Photo: Janet Ng, Burned pine forest

Forest fires can affect caribou habitat by removing lichen, a staple of their winter diet. Fires can also stimulate the growth of shrubs, which increases numbers of moose and deer, which in turn increases predator populations that prey on caribou. With projected increases in the frequency and severity of fires as a result of a warming climate, it is vital to understand the relationship between caribou and burned landscapes. In conjunction with the CMU and the Regional Industry Caribou Collaboration, Sean Konkolics, a Masters student with Dr. Stan Boutin, plans to explore the impact of wildfire on caribou populations in northeastern Alberta through two projects:

1. Caribou use and selection of burned areas

Although caribou have been shown to avoid young forests after fires due to a decrease in lichen, it is unclear when caribou resume their use of the forest after it is burned.
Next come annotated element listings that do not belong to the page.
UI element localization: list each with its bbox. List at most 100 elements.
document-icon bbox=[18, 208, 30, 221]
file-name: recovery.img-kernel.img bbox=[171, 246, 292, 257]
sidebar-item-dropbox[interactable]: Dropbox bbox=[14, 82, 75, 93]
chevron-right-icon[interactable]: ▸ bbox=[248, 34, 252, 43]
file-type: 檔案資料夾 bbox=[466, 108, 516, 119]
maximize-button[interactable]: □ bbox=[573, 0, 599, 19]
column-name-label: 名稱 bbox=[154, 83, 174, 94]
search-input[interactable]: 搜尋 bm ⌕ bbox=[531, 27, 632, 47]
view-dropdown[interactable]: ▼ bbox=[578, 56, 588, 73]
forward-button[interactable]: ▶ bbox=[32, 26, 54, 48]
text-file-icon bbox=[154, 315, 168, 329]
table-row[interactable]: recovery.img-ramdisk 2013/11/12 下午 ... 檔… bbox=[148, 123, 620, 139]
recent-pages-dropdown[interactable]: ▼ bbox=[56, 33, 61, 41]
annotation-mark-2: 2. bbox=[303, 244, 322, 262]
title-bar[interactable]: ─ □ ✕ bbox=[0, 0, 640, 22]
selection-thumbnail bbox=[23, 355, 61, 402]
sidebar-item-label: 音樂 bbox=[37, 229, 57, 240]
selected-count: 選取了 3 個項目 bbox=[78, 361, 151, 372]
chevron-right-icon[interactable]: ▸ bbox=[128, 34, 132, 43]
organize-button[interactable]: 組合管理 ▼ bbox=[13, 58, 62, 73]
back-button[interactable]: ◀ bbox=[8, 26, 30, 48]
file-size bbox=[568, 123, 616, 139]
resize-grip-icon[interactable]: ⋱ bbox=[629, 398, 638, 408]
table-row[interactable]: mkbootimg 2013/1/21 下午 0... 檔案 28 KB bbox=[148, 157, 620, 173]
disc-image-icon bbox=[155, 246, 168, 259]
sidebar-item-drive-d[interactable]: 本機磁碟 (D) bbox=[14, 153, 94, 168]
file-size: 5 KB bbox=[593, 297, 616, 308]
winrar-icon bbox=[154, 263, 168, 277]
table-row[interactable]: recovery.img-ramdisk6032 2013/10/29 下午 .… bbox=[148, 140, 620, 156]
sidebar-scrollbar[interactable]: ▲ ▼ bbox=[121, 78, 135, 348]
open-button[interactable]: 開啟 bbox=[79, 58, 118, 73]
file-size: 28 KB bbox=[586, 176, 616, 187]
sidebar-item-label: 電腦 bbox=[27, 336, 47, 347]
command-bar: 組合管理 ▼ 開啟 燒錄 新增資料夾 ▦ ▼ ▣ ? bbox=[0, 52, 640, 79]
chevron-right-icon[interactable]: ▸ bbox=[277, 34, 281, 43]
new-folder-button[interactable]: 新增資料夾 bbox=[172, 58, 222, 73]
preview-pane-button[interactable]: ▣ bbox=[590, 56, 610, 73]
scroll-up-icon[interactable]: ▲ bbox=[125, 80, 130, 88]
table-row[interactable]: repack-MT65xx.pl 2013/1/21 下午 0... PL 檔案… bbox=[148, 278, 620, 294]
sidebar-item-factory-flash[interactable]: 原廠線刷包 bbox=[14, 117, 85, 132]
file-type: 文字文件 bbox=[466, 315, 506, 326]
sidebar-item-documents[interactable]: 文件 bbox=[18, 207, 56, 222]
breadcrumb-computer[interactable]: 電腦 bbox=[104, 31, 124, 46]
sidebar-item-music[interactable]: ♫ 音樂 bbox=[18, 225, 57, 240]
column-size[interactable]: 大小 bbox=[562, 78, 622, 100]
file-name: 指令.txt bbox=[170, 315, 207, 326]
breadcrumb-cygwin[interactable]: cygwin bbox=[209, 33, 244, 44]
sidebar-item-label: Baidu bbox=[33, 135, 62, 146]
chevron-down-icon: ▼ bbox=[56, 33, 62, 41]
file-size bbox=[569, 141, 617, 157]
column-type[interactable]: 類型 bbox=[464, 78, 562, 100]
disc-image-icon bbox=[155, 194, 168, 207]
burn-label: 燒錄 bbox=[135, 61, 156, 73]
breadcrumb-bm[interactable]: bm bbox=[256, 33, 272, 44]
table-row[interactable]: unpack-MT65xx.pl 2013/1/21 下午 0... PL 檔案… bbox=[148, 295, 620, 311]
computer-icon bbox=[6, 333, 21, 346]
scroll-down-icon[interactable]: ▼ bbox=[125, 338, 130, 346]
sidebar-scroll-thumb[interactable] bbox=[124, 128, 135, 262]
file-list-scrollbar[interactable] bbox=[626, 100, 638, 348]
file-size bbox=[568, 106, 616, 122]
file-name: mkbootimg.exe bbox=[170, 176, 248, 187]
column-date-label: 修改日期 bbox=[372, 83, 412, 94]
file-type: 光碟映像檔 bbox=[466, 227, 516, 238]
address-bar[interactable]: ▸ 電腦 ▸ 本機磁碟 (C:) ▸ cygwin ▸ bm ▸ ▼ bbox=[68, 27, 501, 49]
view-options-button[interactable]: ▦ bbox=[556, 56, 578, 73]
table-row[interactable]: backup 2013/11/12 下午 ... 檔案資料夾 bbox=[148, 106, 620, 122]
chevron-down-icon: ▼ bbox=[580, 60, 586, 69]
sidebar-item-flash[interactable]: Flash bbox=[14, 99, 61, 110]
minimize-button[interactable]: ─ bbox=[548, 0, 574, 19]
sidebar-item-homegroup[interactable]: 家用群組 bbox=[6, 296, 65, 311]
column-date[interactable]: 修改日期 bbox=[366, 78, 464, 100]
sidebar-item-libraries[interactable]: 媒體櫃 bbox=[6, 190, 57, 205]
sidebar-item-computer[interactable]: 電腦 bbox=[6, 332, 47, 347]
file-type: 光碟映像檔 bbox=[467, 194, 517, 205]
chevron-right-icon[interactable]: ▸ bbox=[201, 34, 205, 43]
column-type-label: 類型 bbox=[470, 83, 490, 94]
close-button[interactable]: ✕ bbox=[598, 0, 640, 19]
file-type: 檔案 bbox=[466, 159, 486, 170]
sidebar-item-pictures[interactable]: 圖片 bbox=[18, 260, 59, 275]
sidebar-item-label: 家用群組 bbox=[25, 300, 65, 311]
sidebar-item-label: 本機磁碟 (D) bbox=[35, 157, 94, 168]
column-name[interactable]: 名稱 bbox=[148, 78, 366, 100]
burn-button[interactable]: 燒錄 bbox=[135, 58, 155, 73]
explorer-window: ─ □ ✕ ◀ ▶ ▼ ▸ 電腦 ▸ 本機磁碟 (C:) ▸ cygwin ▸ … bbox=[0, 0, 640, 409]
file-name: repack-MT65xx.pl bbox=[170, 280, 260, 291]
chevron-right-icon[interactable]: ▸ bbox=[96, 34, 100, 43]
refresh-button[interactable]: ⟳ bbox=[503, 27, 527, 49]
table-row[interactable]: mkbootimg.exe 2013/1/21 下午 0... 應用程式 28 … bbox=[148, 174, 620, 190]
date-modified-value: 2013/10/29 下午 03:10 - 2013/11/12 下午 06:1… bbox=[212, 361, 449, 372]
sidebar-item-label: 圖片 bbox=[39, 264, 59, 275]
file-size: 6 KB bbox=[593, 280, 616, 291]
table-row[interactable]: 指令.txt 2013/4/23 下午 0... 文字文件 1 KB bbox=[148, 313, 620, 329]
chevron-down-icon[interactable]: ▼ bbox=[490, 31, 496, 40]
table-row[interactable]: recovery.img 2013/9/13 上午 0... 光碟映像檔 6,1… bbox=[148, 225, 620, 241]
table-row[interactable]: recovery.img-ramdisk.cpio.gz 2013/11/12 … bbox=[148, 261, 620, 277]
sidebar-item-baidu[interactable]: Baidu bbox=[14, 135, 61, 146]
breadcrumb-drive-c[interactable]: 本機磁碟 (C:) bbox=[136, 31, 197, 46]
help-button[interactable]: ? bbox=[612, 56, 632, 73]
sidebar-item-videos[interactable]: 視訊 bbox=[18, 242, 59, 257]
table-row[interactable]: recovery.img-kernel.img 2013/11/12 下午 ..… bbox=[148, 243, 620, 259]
In addition, burned areas have only been coarsely mapped, and typically do not include non-burned patches, or “fire skips” within the larger fire boundary. Konkolics’ research will examine the degree to which burned areas and fire skips are selected or avoided by caribou, and how it may affect their distribution and survival.

2. The regeneration of seismic lines following fire

Seismic lines across Alberta and BC fragment the landscape and provide efficient travel corridors for predators such as wolves, which can increase predation pressure on caribou. However, recent research suggests that tree and shrub regeneration on seismic lines can slow wolf movement, and potentially reduce the benefit that they provide to wolves. Currently, planting trees and mounding soil with large machines is needed to grow trees on seismic lines, but this is very expensive and the success is unknown. It has been suggested that forest fire plays a natural role in initiating the regeneration of seismic lines. Konkolics plans to use Light Detection and Ranging (LiDAR – a laser that measures vegetation from an airplane) data to examine how vegetation on seismic lines recovers after fire, and how long it takes to grow enough vegetation to reduce wolf use.